Focus Allemagne

« Island of the hungry ghosts »: voyage confus au pays des crabes

 

Un territoire hors du temps, hérissé de crêtes battues par les vagues. Gabrielle Brady, réalisatrice australienne d’Island of the hungry ghosts produit notamment par Chrosmom Film Germany, suit le parcours d’une psychologue accompagnant les demandeurs d’asile sur l’île Christmas, à des centaines de kilomètres de la province de Java occidental. Poétique mais décousu.

Effrayante, mystérieuse, emprunte de spiritualité. L’île Christmas paraît renfermer dans ses forêts, sur ses plages, le murmure des « esprits vivants » qui peuplent ce territoire extérieur australien. Ici, à l’extrémité du monde, les crabes migrent de la forêt à la mer à la saison des pluies. Une vague rouge, mouvante, affrontant obstacles et entraves pour arriver à leur terre promise. Un exode faisant écho à l’arrivée de centaines de demandeurs d’asile arrivant sur l’île Christmas. Ils sont admis dans un centre, dans des conditions de vie laborieuses, le temps que leur demande d’asile soit instruite. Ce centre a d’ailleurs fermé ses portes en octobre 2018.

Dans « Island of hungry ghosts » Gabrielle Brady suit Poh Lin Lee, travailleuse sociale australienne apportant une aide psychologique à ces demandeurs d’asile qui ont subi le pire. Lors de longues scènes du film, Poh Lin écoute, panse, et questionne la peur, l’abandon, la solitude. Le film suit aussi son quotidien, sa vie de famille avec son mari français Arthur Floret et leurs deux petites filles Poppy et Albertine, entre promenades dominicales et camping sauvage.

Le film se poursuit, Poh Lin supporte de moins en moins la misère humaine à laquelle elle fait face chaque jour. « Qu’aurais-je fait à sa place ? Aurais-je lâché prise ? Me serais-je laissée mourir ? », souffle Poh Lin à son mari en lui racontant un de ses entretiens avec un réfugié, ayant frôlé la mort après le naufrage de l’embarcation qui le transportait.
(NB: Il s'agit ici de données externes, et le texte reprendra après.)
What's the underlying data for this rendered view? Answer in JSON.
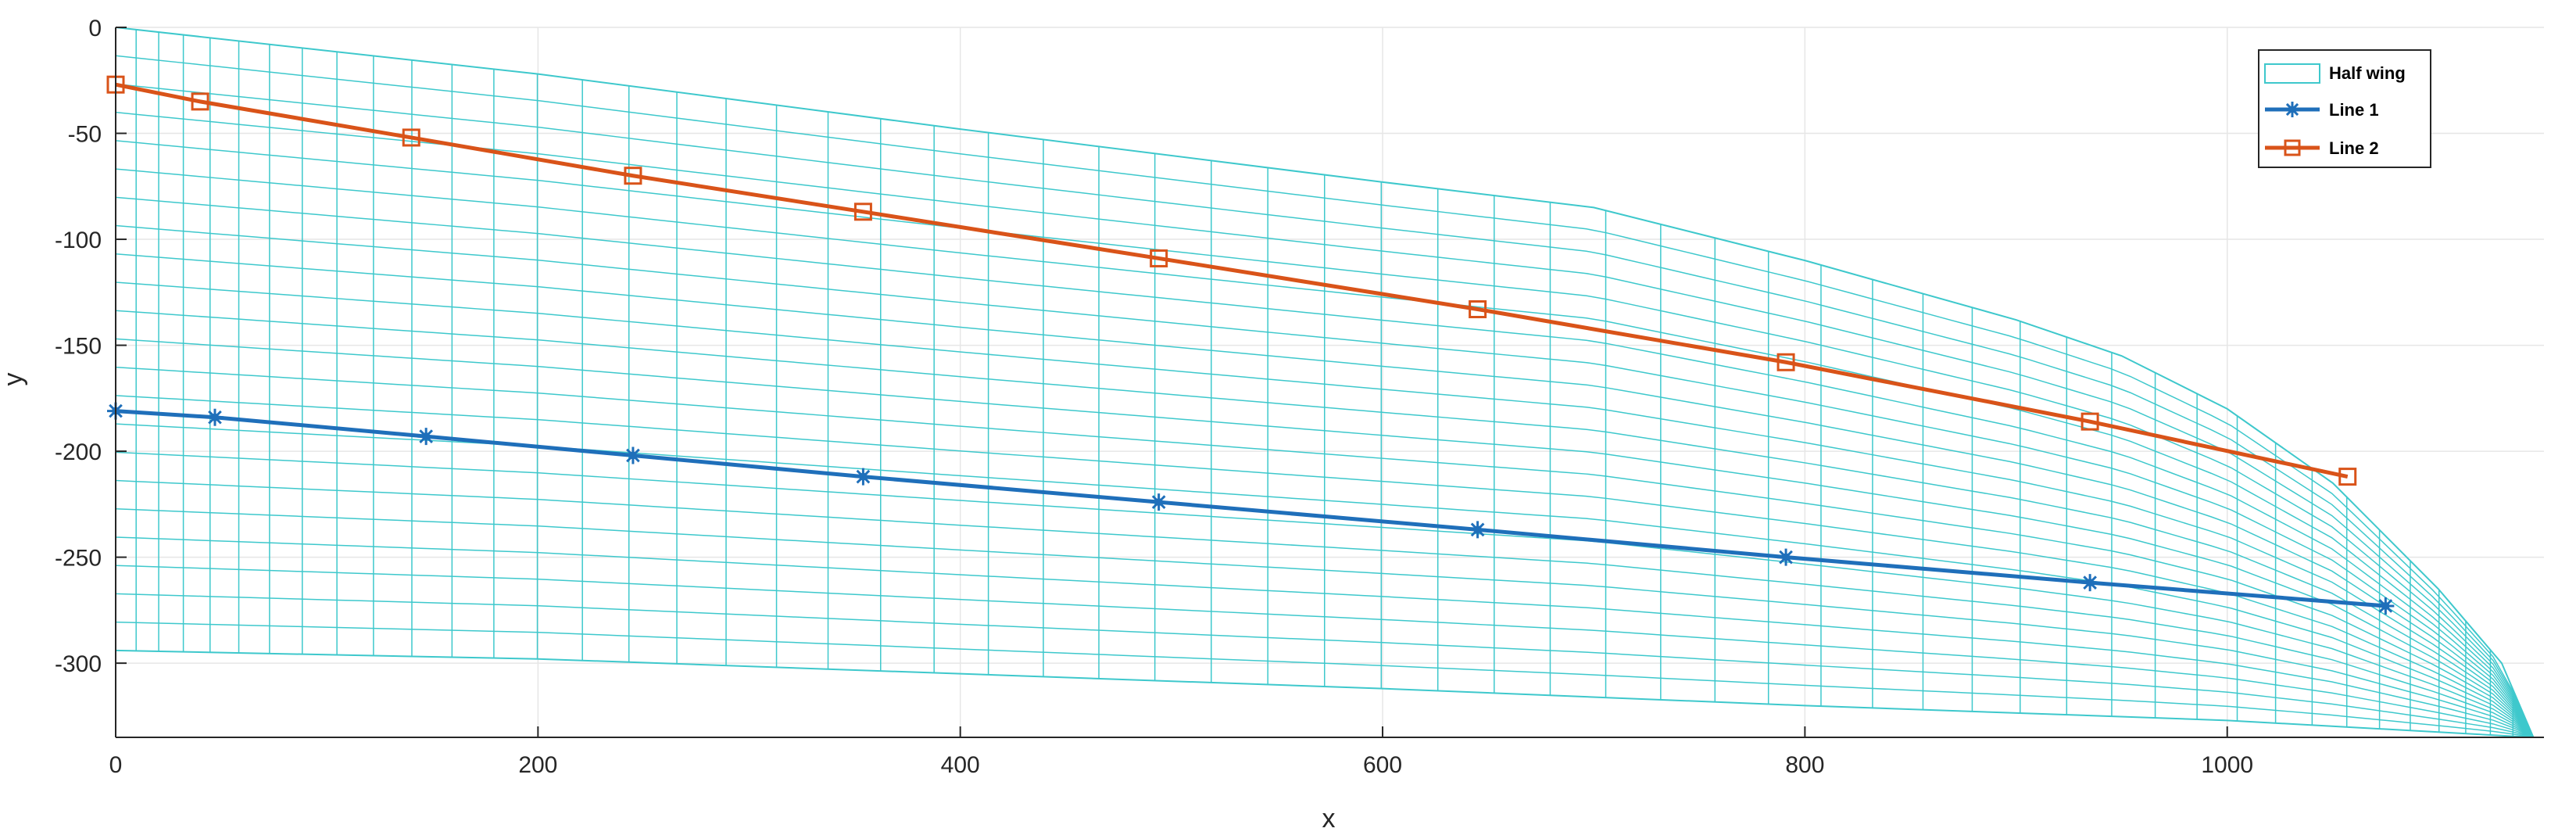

Un puzzle, poétique mais chaotique

De beauté, Island of hungry ghosts n’en manque pas. Aux plans fixes de bord de mer, succèdent les plans fixes des étendues rocheuses de l’île. On voit un couple asiatique se recueillir autour de tombes dans la forêt, une femme courir dans la rue pour se jeter à l’eau. Des scènes qui s’étirent en longueur, jusqu’à perdre le propos. Un documentaire qui aurait sûrement gagné en profondeur en s’éparpillant moins, en se concentrant sur l’essentiel, avec des scènes plus courtes, plus percutantes. « Island of hungry ghosts » tombe dans un piège qu’il s’est lui-même tendu : pour faire profond, faire trop long.

Les séquences se suivent parfois sans grande cohérence, voulant à la fois traiter la spécificité de ce territoire reclus du monde et sa culture, la détresse profonde ressentie par ces demandeurs d’asile en quête d’un avenir meilleur, le parcours d’une travailleuse sociale et sa famille. A l’issue des 1h36 que dure le documentaire, à la question « que raconte le film ? », le spectateur ne sait finalement plus quoi répondre. Un manque de rythme et de cohérence, qui handicape ce microcosme délicat qu’est Island of the hungry ghosts.